A top cybersecurity analyst and security researcher has claimed the Clop ransomware gang responsible for the MOVEit attacks is ramping up its threats in the hope to get victims to pay up.
Dominic Alvieri discovered on July 22 that the Russian ransomware group had created a clearnet domain designed to distribute stolen data from one of its targets, professional services giant Ernst & Young, posting a screenshot of the dotcom website to Twitter.
Ernst & Young, trading as EY, had been notified via Tweets and direct messages from Alvieri, but it’s uncertain whether the company has responded.
Clop threatens to leak MOVEit data
The analyst and researcher also reached out to BleepingComputer, informing the publication that the ransomware group’s first target was business consulting firm PWC.

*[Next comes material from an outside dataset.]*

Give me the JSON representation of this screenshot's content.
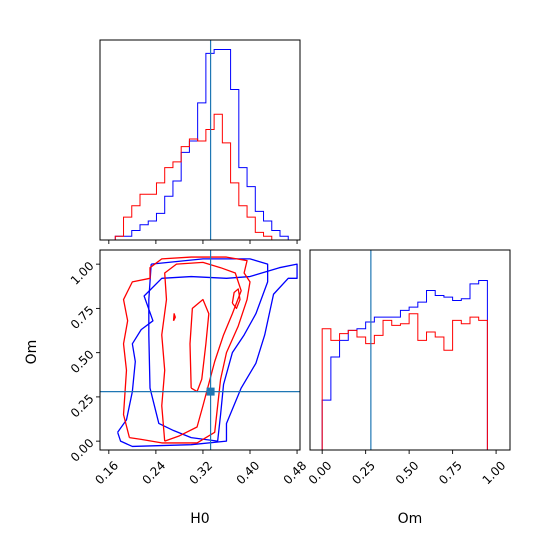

In addition to EY and PWC, BleepingComputer reports that websites had also been created for Aon, Kirkland, and TD Ameritrade.
Typically, data leaks are hosted on the Tor network thanks to the additional anonymity and difficulty relating to how enforcement bodies can remove the pages. Instead, Clop is threatening to leak MOVEit breach data on the regular Internet, hence Alvieri’s ‘dotcom’ comment.
Because of the nature of clearnet domains, websites are at a much higher risk of being taken down, which has been true in the case of Clop, though it’s unclear whether enforcement agencies or hosting providers are responsible for their takedown.
Similarly, BleepingComputer suggests that cybersecurity firms could have launched their own DDoS attacks in an effort to protect victims.
According to Coveware, the small number of Clop’s estimated 1,000 direct targets that are likely to pay – or have already paid – ransoms could see the Russian group earn $75-100 million from MOVEit-linked demands alone.